Among all these, The Middleman might seem like a rehash, capitalizing on the popularity of the genre. 2007's embarrassingly bad Flash Gordon is an example of a superhero show gone horribly wrong. And yet, The Middleman manages to sidestep both the pitfalls of being yet another superhero-in-the-real-world show as well as all the problems in being what it is-- a show that makes fun of the traditional and modern superhero genre. The result is bizarre and silly, but ultimately a fun, cheerful romp through a familiar landscape.
IMDB characterizes The Middleman as a drama, but it's not. It's a comedy. It's one large, constant joke. If there was a laugh track, there wouldn't be anywhere to put it in. The funny is in the characters, in the dialogue, in the situations, in the monsters, aliens and arch-nemesii that populate each episode, and even in the onscreen place labels.
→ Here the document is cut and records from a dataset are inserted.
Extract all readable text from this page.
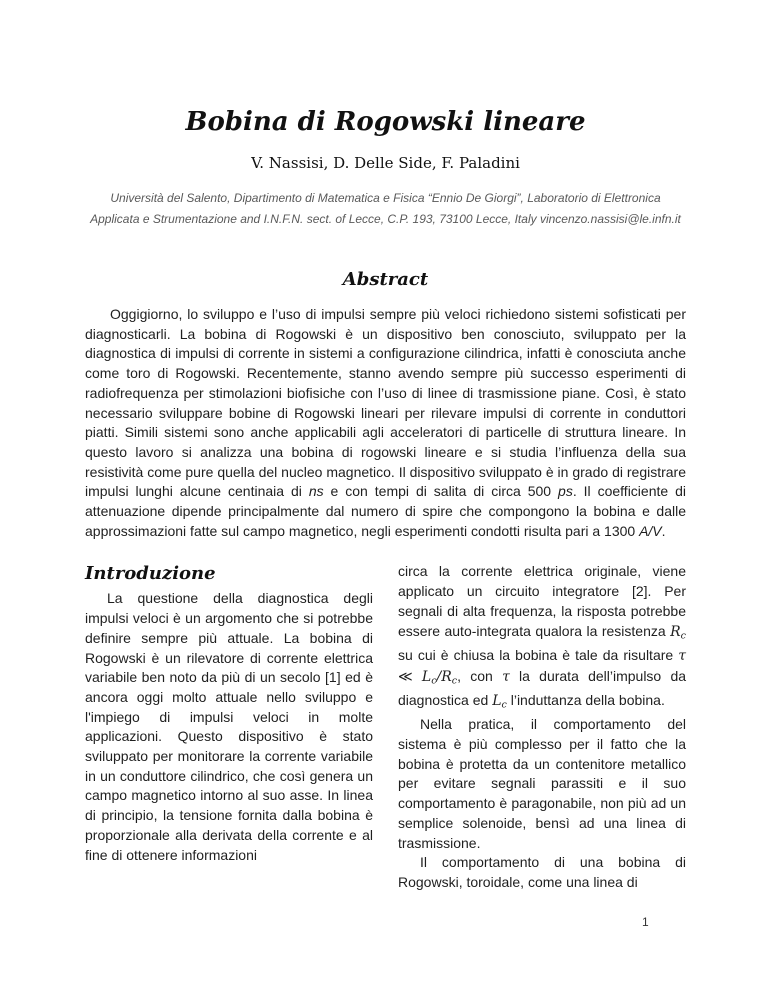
Bobina di Rogowski lineare
V. Nassisi, D. Delle Side, F. Paladini
Università del Salento, Dipartimento di Matematica e Fisica “Ennio De Giorgi”, Laboratorio di Elettronica
Applicata e Strumentazione and I.N.F.N. sect. of Lecce, C.P. 193, 73100 Lecce, Italy vincenzo.nassisi@le.infn.it
Abstract

Oggigiorno, lo sviluppo e l’uso di impulsi sempre più veloci richiedono sistemi sofisticati per diagnosticarli. La bobina di Rogowski è un dispositivo ben conosciuto, sviluppato per la diagnostica di impulsi di corrente in sistemi a configurazione cilindrica, infatti è conosciuta anche come toro di Rogowski. Recentemente, stanno avendo sempre più successo esperimenti di radiofrequenza per stimolazioni biofisiche con l’uso di linee di trasmissione piane. Così, è stato necessario sviluppare bobine di Rogowski lineari per rilevare impulsi di corrente in conduttori piatti. Simili sistemi sono anche applicabili agli acceleratori di particelle di struttura lineare. In questo lavoro si analizza una bobina di rogowski lineare e si studia l’influenza della sua resistività come pure quella del nucleo magnetico. Il dispositivo sviluppato è in grado di registrare impulsi lunghi alcune centinaia di ns e con tempi di salita di circa 500 ps. Il coefficiente di attenuazione dipende principalmente dal numero di spire che compongono la bobina e dalle approssimazioni fatte sul campo magnetico, negli esperimenti condotti risulta pari a 1300 A/V.

Introduzione

La questione della diagnostica degli impulsi veloci è un argomento che si potrebbe definire sempre più attuale. La bobina di Rogowski è un rilevatore di corrente elettrica variabile ben noto da più di un secolo [1] ed è ancora oggi molto attuale nello sviluppo e l'impiego di impulsi veloci in molte applicazioni. Questo dispositivo è stato sviluppato per monitorare la corrente variabile in un conduttore cilindrico, che così genera un campo magnetico intorno al suo asse. In linea di principio, la tensione fornita dalla bobina è proporzionale alla derivata della corrente e al fine di ottenere informazioni

circa la corrente elettrica originale, viene applicato un circuito integratore [2]. Per segnali di alta frequenza, la risposta potrebbe essere auto-integrata qualora la resistenza Rc su cui è chiusa la bobina è tale da risultare τ ≪ Lc/Rc, con τ la durata dell’impulso da diagnostica ed Lc l’induttanza della bobina.

Nella pratica, il comportamento del sistema è più complesso per il fatto che la bobina è protetta da un contenitore metallico per evitare segnali parassiti e il suo comportamento è paragonabile, non più ad un semplice solenoide, bensì ad una linea di trasmissione.

Il comportamento di una bobina di Rogowski, toroidale, come una linea di

1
The characters, especially The Middleman (Matt Keeslar) himself, are deliberate stereotypes of the genre. However, this very fact sets them apart. The Middleman is so stereotypical, he is unusual. Wendy Watson (Natalie Morales), the young artist who becomes The Middleman's sidekick has her own stereotype crosses to bear but again the stereotype becomes part of the character, rather than the other way around. The result is undeniably quirky but (of course) loveable characters.
The whole show coasts on this principle. Instead of avoiding cliche, The Middleman embraces it wholeheartedly and unashamedly. Dialogue, the monster of the week, jokes, scenes, plot elements, music, forth-wall-breaking-comments... all manage to avoid the horrible wincing of cliche by being entirely cliche.
There are moments, yes, especially early on, when this principle doesn't always work. This is the case with almost all pilots of shows, however. The first episode or two, the actors haven't quite figured out how to deliver lines writers haven't quite figured out how to write. The Middleman is no exception to this. However, the pilot moves with such lightening speed that there's little time to wince, and once it truly gets going, there's no stopping it.
It's not the dark superhero show brooding in a pile of gore and angst we've all come to know and love. It's lighthearted and sustains a low hum of hilarity throughout. The Middleman does what every TV show yearns to do: It pulls it off.